| Communiqué Le 8 novembre 2011
La CMI décrit une nouvelle approche proposée pour gérer les débits et les niveaux d’eau dans le réseau du lac Ontario et du fleuve Saint-Laurent
La Commission mixte internationale (CMI) publie aujourd’hui une fiche d’information qui décrit le projet d’une nouvelle approche qu’elle élabore pour la gestion des débits et des niveaux d’eau dans le réseau du lac Ontario et du fleuve Saint-Laurent.
Les débits et les niveaux d’eau sont déterminés principalement par des facteurs naturels comme les précipitations et le ruissellement, mais ils subissent aussi l’effet du barrage Moses-Saunders, situé dans le tronçon international du fleuve Saint-Laurent. Conformément à l’ordonnance d’approbation rendue par la CMI en 1956, l’exploitation du barrage a limité les niveaux extrêmement hauts ou bas du lac Ontario et du fleuve Saint-Laurent. Cette régularisation a profité à de multiples secteurs et groupes d’intérêt en amont et en aval du barrage, y compris les propriétaires riverains, les plaisanciers, les sociétés de production hydroélectrique, la navigation commerciale et les fournisseurs d’eau municipaux. Cependent, le plan de régularisation actuel est fondé sur les conditions du siècle dernier, ne tiend pas compte des impacts environnementaux et ne peut pas être adapté pour faire face aux défits de l’avenir tels que de plus grands orages et des sêcheresses plus graves.
S’appuyant sur cinquante années d’expérience, une étude binationale qui a duré cinq ans et d’abondants commentaires du public, la CMI élabore la nouvelle approche avec l’aide d’un groupe de travail formé de représentants des gouvernements du Canada et des États-Unis, des provinces de l’Ontario et du Québec et de l’État de New York.

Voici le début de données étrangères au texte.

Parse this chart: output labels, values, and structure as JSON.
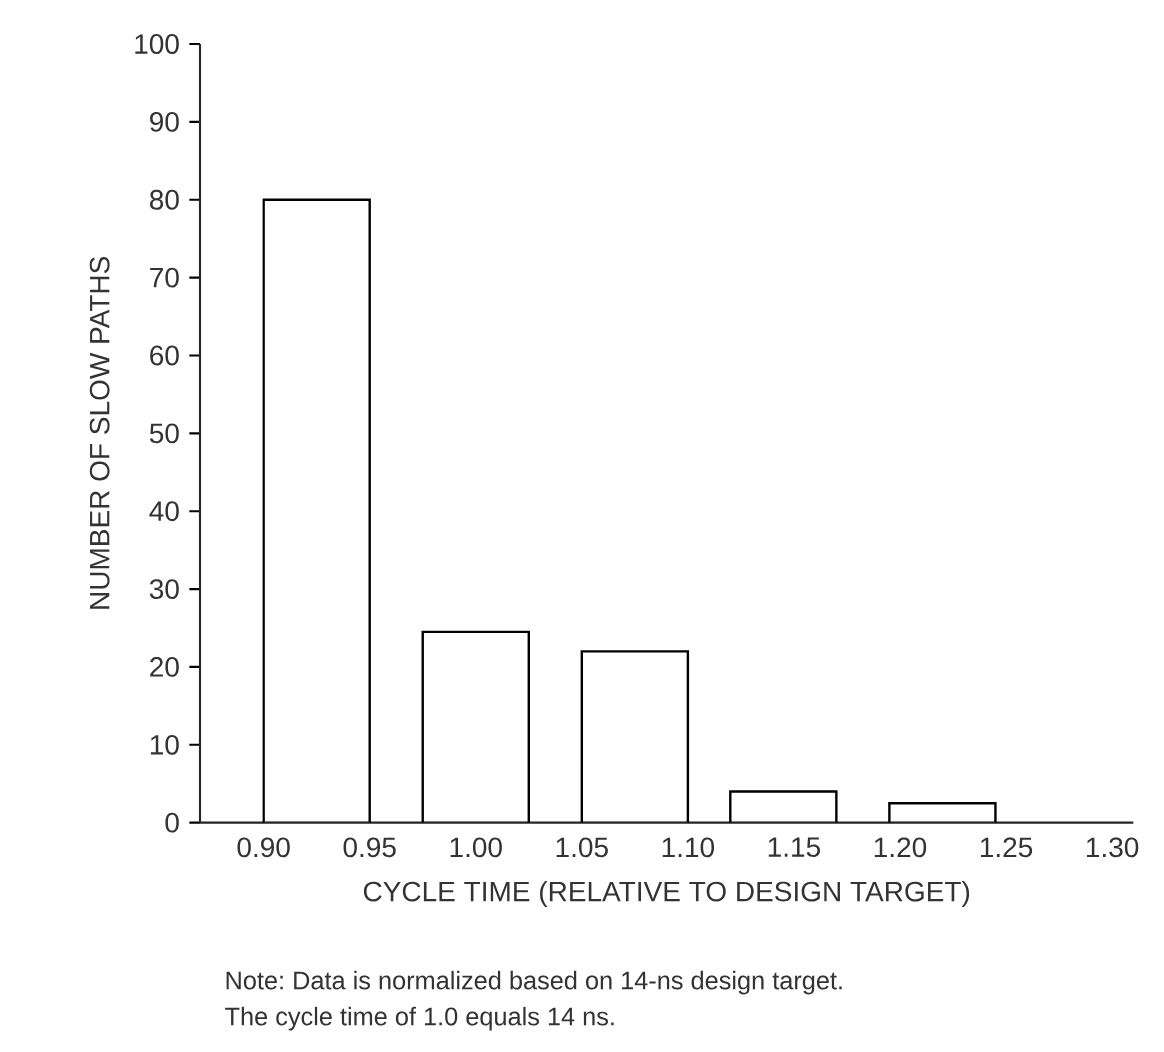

La nouvelle approche tiendrait compte de tous les intérêts – environnementaux, sociaux et économiques. Elle vise à reproduire de plus près les modes d'écoulement naturels pour améliorer l’état de santé de l’écosystème tout en continuant à apporter l’essentiel des avantages de l’approche actuelle. Plus que toute autre mesure de restauration prise jusqu’à maintenant, des débits plus naturels amélioreraient l’état de ces milieux aux abords du lac Ontario et du cours supérieur du fleuve Saint-Laurent. L’amélioration des milieux humides et d’autres habitats bonifierait la pêche sportive, la navigation de plaisance, l’observation d’oiseaux et d’autres activités de plein air. Le programme de gestion adaptative assurerait la surveillance régulière de la situation et l’examen périodique de la gestion des débits et niveaux. La capacité d’adaptation aux changements à venir, y compris aux changements socioéconomiques et à d’importants changements climatiques, s’en trouverait augmentée. La meilleure communication entre les administrations et les parties prenantes dans le bassin fait aussi partie intégrante du projet.
La CMI a tenu des discussions informelles avec des premières nations et des tribus ainsi qu’avec des propriétaires riverains, des plaisanciers, des organisations environnementales, des autorités locales et d’autres dans le bassin. La CMI publiera une documentation complète à la fin de l’année et tiendra des réunions publiques dans l’ensemble du bassin au printemps de 2012.
La Commission mixte internationale prévient et règle les différends entre le Canada et les États-Unis d’Amérique en vertu du Traité des eaux limitrophes de 1909 et défend les intérêts communs des deux pays en agissant à titre de conseiller indépendant et objectif des deux gouvernements.